5 Experimental results

We use the gem5-gpu simulator [12] to simulate a heterogeneous processor with 2 CPU cores, 4 GPU cores, each with its own L1 cache, and a shared L2 cache. Each workload consists of a SPEC CPU2006 benchmark and a GPU application selected from Rodinia. This paper uses the instruction per cycle (IPC) executed in the unit period as the main performance evaluation indicator. The IPC formula is shown in Eq. 3.

$$ {\text{IPC}} = \mathop \sum \limits_{i = 0}^{n - 1} {\text{Instructions}}_{i} /{\text{Cycles}} . $$
(3)

The experiment compares the performance measured based on MBFG with the traditional architecture, the 0.25-fold increase in the LLC capacity architecture, and the BFG architecture. CPU IPC comparison of LLC buffer management policy based on missing-aware replacement algorithm is shown in Fig. 3 and GPU IPC in Fig. 4. CPU LLC hit rate is shown in Fig. 5.

Fig. 3
figure 3

CPU IPC comparison of LLC buffer management policy based on missing-aware replacement algorithm

Fig. 4
figure 4

GPU IPC comparison of BFG

Fig. 5
figure 5

CPU LLC hit rate comparison of MBFG

Analyzing the experimental data, the average IPC of the BFG architecture compared to the traditional heterogeneous multi-core architecture has increased by 2.48% up to 3.80%. CPU application hit rate increased by an average of 70.45%. Compared with the heterogeneous LLC buffer management mechanism architecture based on multicore, CPU IPC and CPU LLC hit rates remain unchanged. Therefore, using a missing-aware-based dynamic replacement strategy in buffer does not affect the performance of the CPU application. Compared with traditional heterogeneous multi-core architectures, MBFG improves GPU performance by an average of 11.10%. Among them, the GPU performance improvement from the benchmark nn in the data mining field is the best and the improvement is as high as 13.52%. Compared with the increase in the 0.25-fold LLC capacity architecture, the GPU performance is improved by 12.36%. The GPU performance of streamcluster, which also comes from the data mining field, increased by 13.18%. The GPU performance of the hotspot in the field of physical simulation increased by 13.32%, which was higher than the average of the performance improvement. The BFG was used in the buffer architecture. After the strategy, the performance of the test procedures in the above areas has improved.

6 Conclusions

This paper proposes a heterogeneous cache-based LLC buffer management mechanism. This strategy attempts to free up the LLC space for CPU applications by creating GPU-exclusive buffers and achieve separation of memory access by CPU and GPU applications. In addition, this paper applies the dynamic replacement strategy based on the missing perception to the buffer. According to the missing rate of the buffer in the comparison time interval, it can dynamically switch the replacement strategy that is beneficial to the current operating state and further improve the system performance.

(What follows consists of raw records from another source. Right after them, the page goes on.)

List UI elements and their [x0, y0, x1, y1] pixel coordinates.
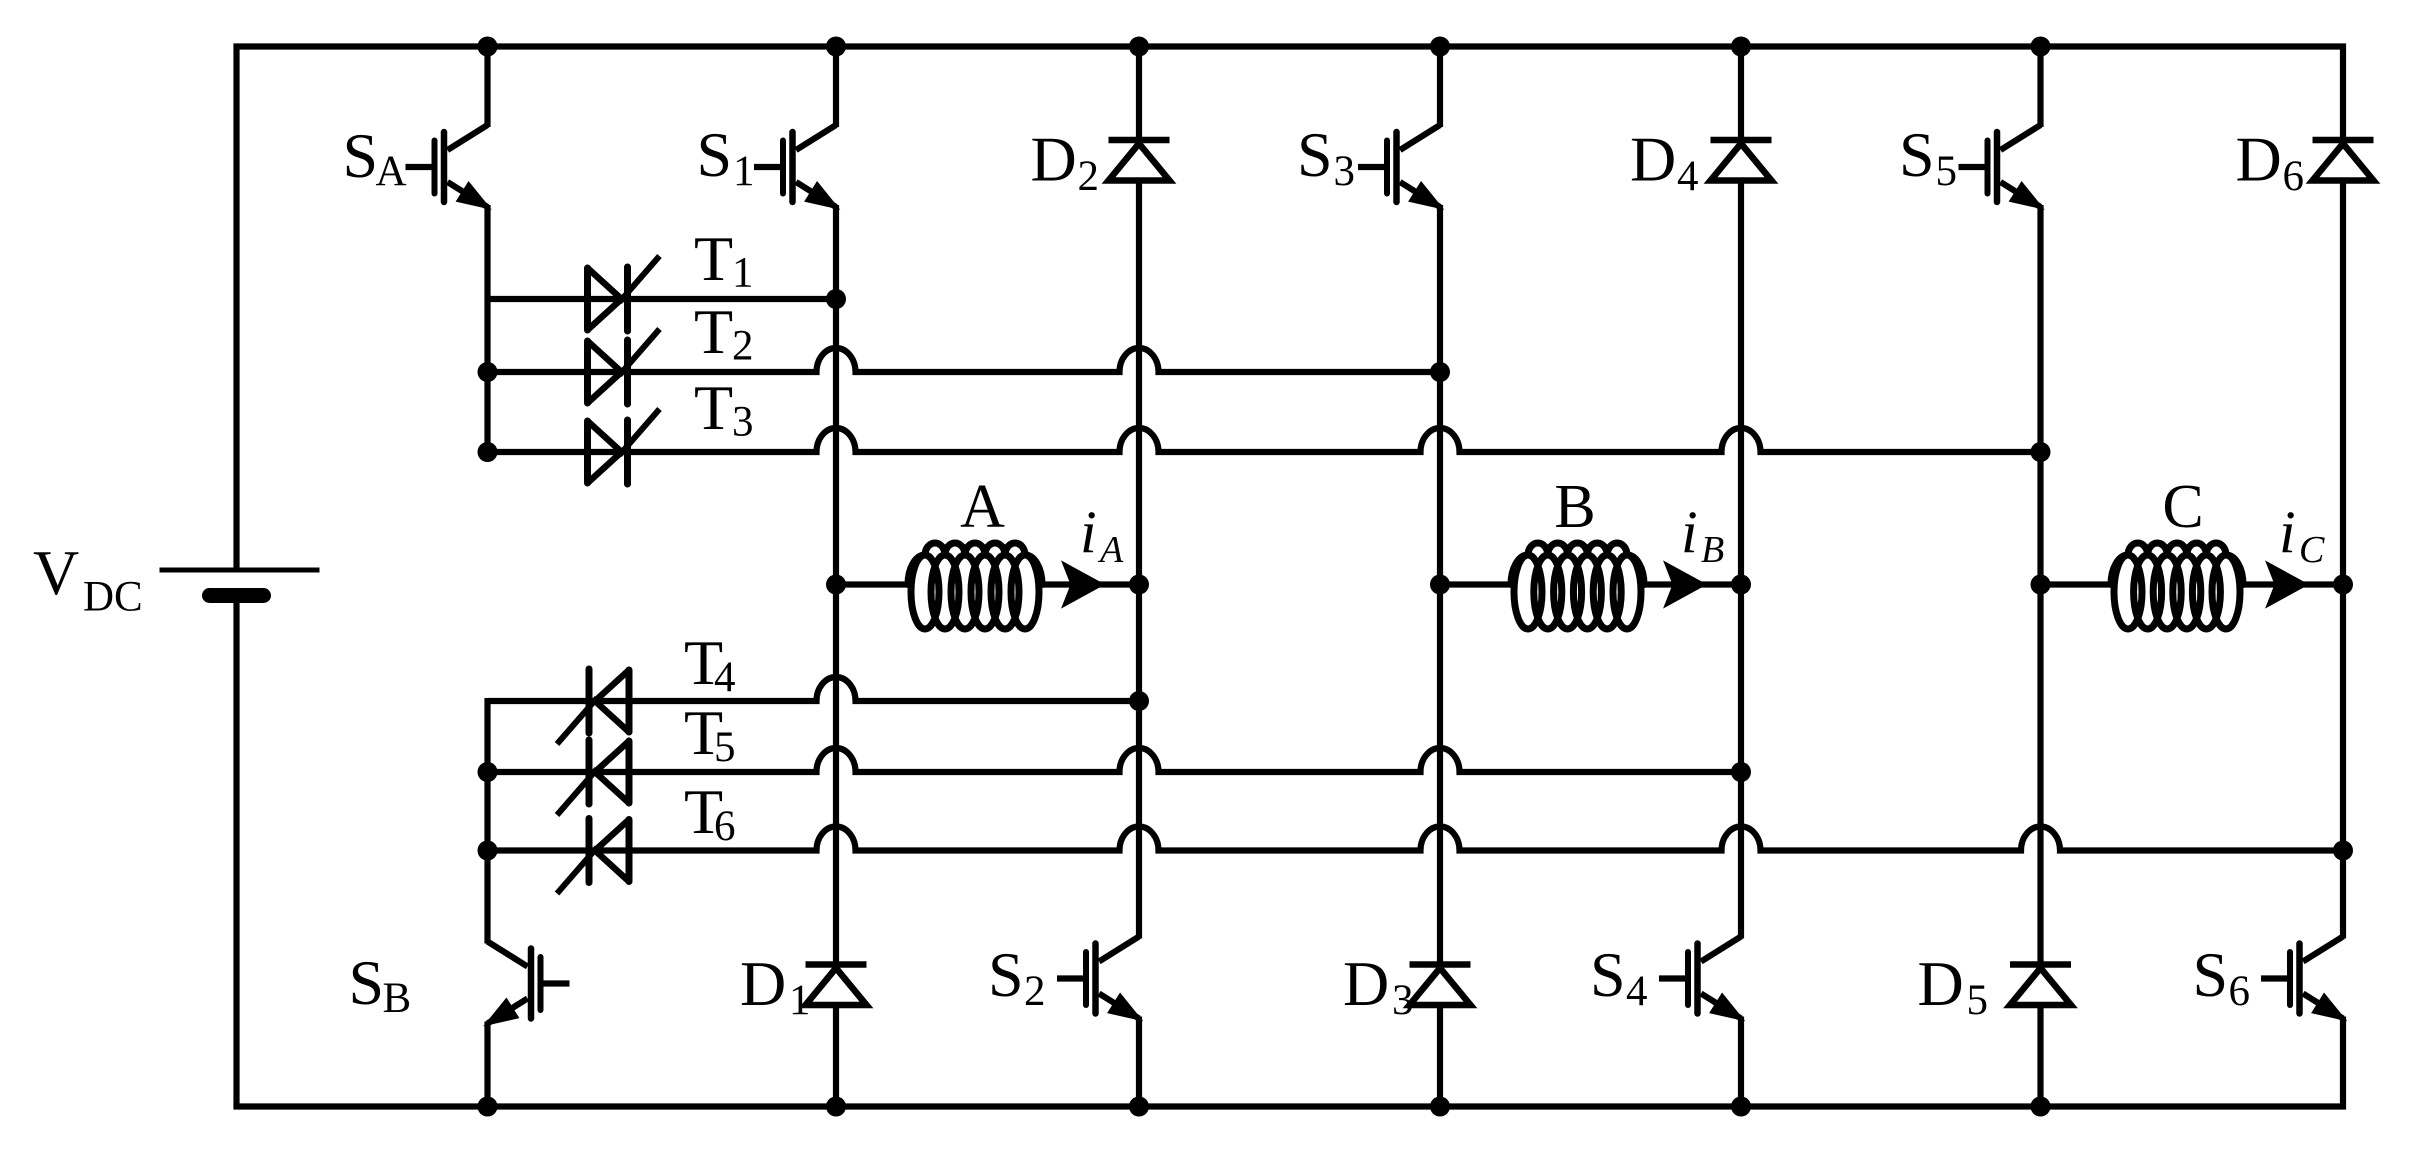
node phase A wire left [836, 581, 911, 587]
label D_4 [1630, 124, 1699, 201]
svg-text:2: 2 [1024, 968, 1046, 1015]
junction dot bus-T2 [478, 362, 498, 382]
svg-text:C: C [2299, 529, 2325, 571]
svg-text:4: 4 [1677, 153, 1699, 200]
wire D5 to bottom rail [2037, 1008, 2043, 1107]
label T_6 [684, 776, 736, 850]
junction dot T2-S3 leg [1430, 362, 1450, 382]
label T_3 [694, 372, 754, 446]
junction dot S4 bottom rail [1731, 1097, 1751, 1117]
junction dot phase A right [1129, 575, 1149, 595]
wire inductor C to node [2243, 581, 2343, 587]
diode D2 [1109, 140, 1170, 181]
transistor S5 (IGBT) [1959, 125, 2044, 209]
transistor S6 (IGBT) [2261, 937, 2346, 1021]
svg-text:DC: DC [83, 574, 143, 621]
svg-text:S: S [1297, 119, 1333, 190]
svg-text:D: D [740, 948, 786, 1019]
inductor phase A [908, 543, 1042, 629]
wire lower-left bus T4 row to S_B [484, 698, 490, 944]
junction dot T6-S6 leg [2333, 841, 2353, 861]
svg-text:5: 5 [1967, 977, 1989, 1024]
svg-text:2: 2 [1078, 153, 1100, 200]
wire row T1 [488, 296, 837, 302]
wire S4 leg phase B node to collector [1738, 585, 1744, 939]
junction dot phase B left [1430, 575, 1450, 595]
thyristor T6 [557, 819, 629, 894]
wire top DC+ rail [234, 43, 2347, 49]
svg-text:S: S [1590, 939, 1626, 1010]
wire D6 top corner to diode [2340, 44, 2346, 141]
wire S2 emitter to bottom rail [1136, 1017, 1142, 1107]
junction dot phase B right [1731, 575, 1751, 595]
label D_6 [2236, 124, 2305, 201]
arrow i_A [1062, 562, 1104, 608]
junction dot T3-S5 leg [2031, 442, 2051, 462]
label B [1554, 473, 1595, 541]
svg-text:3: 3 [1334, 148, 1356, 195]
junction dot D2 top rail [1129, 37, 1149, 57]
wire S6 leg phase C node to T6 row [2340, 585, 2346, 851]
label D_2 [1031, 124, 1100, 201]
junction dot S_A top rail [478, 37, 498, 57]
label S_A [343, 120, 407, 195]
wire S1-D1 leg phase A to D1 [833, 585, 839, 965]
svg-text:i: i [1080, 499, 1097, 565]
wire row T5 with hops [488, 748, 1742, 772]
wire S3 emitter down to phase B node [1437, 205, 1443, 585]
svg-text:T: T [694, 223, 733, 294]
svg-text:S: S [343, 120, 379, 191]
label S_3 [1297, 119, 1355, 195]
svg-text:6: 6 [2283, 153, 2305, 200]
thyristor T5 [557, 740, 629, 815]
transistor S3 (IGBT) [1358, 125, 1443, 209]
svg-text:B: B [1701, 529, 1724, 571]
diode D1 [806, 965, 867, 1006]
svg-text:S: S [349, 947, 385, 1018]
svg-text:A: A [1097, 529, 1124, 571]
thyristor T2 [588, 329, 660, 404]
label T_5 [684, 697, 736, 771]
diode D6 [2313, 140, 2374, 181]
label i_C [2279, 499, 2325, 571]
svg-text:S: S [1899, 119, 1935, 190]
svg-text:4: 4 [1626, 968, 1648, 1015]
svg-text:D: D [1918, 948, 1964, 1019]
label T_4 [684, 627, 736, 701]
diode D4 [1711, 140, 1772, 181]
diode D3 [1410, 965, 1471, 1006]
label D_5 [1918, 948, 1989, 1024]
junction dot phase A left [826, 575, 846, 595]
wire S_A emitter bus down to T3 row [484, 205, 490, 455]
label i_B [1681, 499, 1724, 571]
label S_6 [2193, 939, 2251, 1015]
junction dot S1 top rail [826, 37, 846, 57]
label S_5 [1899, 119, 1957, 195]
node phase C wire left [2041, 581, 2114, 587]
junction dot S5 top rail [2031, 37, 2051, 57]
svg-text:1: 1 [733, 148, 755, 195]
svg-text:4: 4 [714, 654, 736, 701]
wire S6 emitter to bottom rail corner [2340, 1017, 2346, 1110]
transistor S_B (IGBT mirrored) [485, 942, 570, 1026]
inductor phase B [1511, 543, 1644, 629]
wire S3 collector to top rail [1437, 47, 1443, 128]
junction dot D3 bottom rail [1430, 1097, 1450, 1117]
wire row T6 with hops [488, 827, 2344, 851]
junction dot T4-S2 leg [1129, 691, 1149, 711]
arrow i_C [2266, 562, 2308, 608]
wire S1 emitter down to phase A node [833, 205, 839, 585]
transistor S1 (IGBT) [754, 125, 839, 209]
wire bottom DC- rail [234, 1103, 2347, 1109]
label C [2162, 473, 2203, 541]
svg-text:S: S [988, 939, 1024, 1010]
wire S6 collector T6 to IGBT [2340, 851, 2346, 939]
wire S5 emitter down to phase C node [2037, 205, 2043, 585]
wire D6 down to phase C node [2340, 183, 2346, 585]
wire left vertical from VDC source to bottom rail [233, 603, 239, 1110]
svg-text:S: S [697, 119, 733, 190]
wire inductor A to node [1042, 581, 1139, 587]
wire S1 collector to top rail [833, 47, 839, 128]
svg-text:i: i [1681, 499, 1698, 565]
wire D2 top rail to diode [1136, 47, 1142, 141]
wire row T4 with hop [488, 677, 1140, 701]
svg-text:A: A [376, 148, 407, 195]
svg-text:D: D [1343, 948, 1389, 1019]
junction dot phase C right [2333, 575, 2353, 595]
svg-text:T: T [694, 296, 733, 367]
wire D4 down to phase B node [1738, 183, 1744, 585]
svg-text:6: 6 [714, 803, 736, 850]
node phase B wire left [1440, 581, 1513, 587]
label T_1 [694, 223, 754, 297]
wire inductor B to node [1644, 581, 1741, 587]
wire D1 to bottom rail [833, 1008, 839, 1107]
svg-text:3: 3 [1392, 977, 1414, 1024]
wire S_A collector to top rail [484, 47, 490, 128]
wire D2 down to phase A node [1136, 183, 1142, 585]
label S_4 [1590, 939, 1648, 1015]
thyristor T1 [588, 256, 660, 331]
wire row T2 with hops [488, 348, 1441, 372]
svg-text:D: D [1031, 124, 1077, 195]
label i_A [1080, 499, 1124, 571]
svg-text:5: 5 [714, 724, 736, 771]
wire S2 leg phase A node to collector [1136, 585, 1142, 939]
wire row T3 with hops [488, 428, 2041, 452]
transistor S2 (IGBT) [1057, 937, 1142, 1021]
svg-text:A: A [960, 473, 1005, 541]
junction dot D5 bottom rail [2031, 1097, 2051, 1117]
junction dot phase C left [2031, 575, 2051, 595]
transistor S4 (IGBT) [1659, 937, 1744, 1021]
thyristor T4 [557, 669, 629, 744]
junction dot S_B bottom rail [478, 1097, 498, 1117]
wire S5-D5 leg phase C to D5 [2037, 585, 2043, 965]
DC source V_DC battery [160, 570, 320, 596]
svg-text:D: D [2236, 124, 2282, 195]
svg-text:S: S [2193, 939, 2229, 1010]
label S_1 [697, 119, 755, 195]
svg-text:1: 1 [732, 250, 754, 297]
junction dot bus-T5 [478, 762, 498, 782]
wire S3-D3 leg phase B to D3 [1437, 585, 1443, 965]
label S_2 [988, 939, 1046, 1015]
diode D5 [2010, 965, 2071, 1006]
wire S_B emitter to bottom rail [484, 1022, 490, 1107]
label D_1 [740, 948, 811, 1024]
svg-text:C: C [2162, 473, 2203, 541]
label D_3 [1343, 948, 1414, 1024]
junction dot T1-S1 leg [826, 289, 846, 309]
svg-text:T: T [694, 372, 733, 443]
label V_DC [33, 537, 143, 621]
arrow i_B [1664, 562, 1706, 608]
junction dot S3 top rail [1430, 37, 1450, 57]
junction dot D1 bottom rail [826, 1097, 846, 1117]
svg-text:6: 6 [2229, 968, 2251, 1015]
wire D4 top rail to diode [1738, 47, 1744, 141]
svg-text:i: i [2279, 499, 2296, 565]
junction dot bus-T6 [478, 841, 498, 861]
svg-text:5: 5 [1936, 148, 1958, 195]
junction dot T5-S4 leg [1731, 762, 1751, 782]
svg-text:3: 3 [732, 399, 754, 446]
svg-text:D: D [1630, 124, 1676, 195]
junction dot D4 top rail [1731, 37, 1751, 57]
svg-text:B: B [383, 975, 412, 1022]
thyristor T3 [588, 409, 660, 484]
svg-text:V: V [33, 537, 79, 608]
wire left vertical from top rail to VDC source [233, 44, 239, 569]
wire D3 to bottom rail [1437, 1008, 1443, 1107]
junction dot S2 bottom rail [1129, 1097, 1149, 1117]
label A [960, 473, 1005, 541]
label T_2 [694, 296, 754, 370]
svg-text:1: 1 [789, 977, 811, 1024]
label S_B [349, 947, 412, 1022]
wire S5 collector to top rail [2037, 47, 2043, 128]
inductor phase C [2111, 543, 2243, 629]
junction dot bus-T3 [478, 442, 498, 462]
wire S4 emitter to bottom rail [1738, 1017, 1744, 1107]
svg-text:2: 2 [732, 323, 754, 370]
transistor S_A (IGBT) [406, 125, 491, 209]
svg-text:B: B [1554, 473, 1595, 541]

The experimental results show that the heterogeneous cache management mechanism based on heterogeneous LLC can effectively relieve CPU and GPU applications’ contention for shared cache, ensure the efficiency of CPU utilization for LLC, and improve the performance of CPU applications; buffer performs effective management, uses a dynamic replacement strategy based on missing awareness, optimizes the buffer management scheme, improves the performance of GPU applications, and improves the overall performance of the system.

Benchmark used in the experiment covers different fields. According to the results, the proposed cache management strategy has different effects on different applications, and the performance of applications in the fields of data mining and physical simulation is greatly improved. Efficient cache management technology can help data center to perform better. Our proposed cache management strategy can be applied to high-performance data center instead of traditional methods.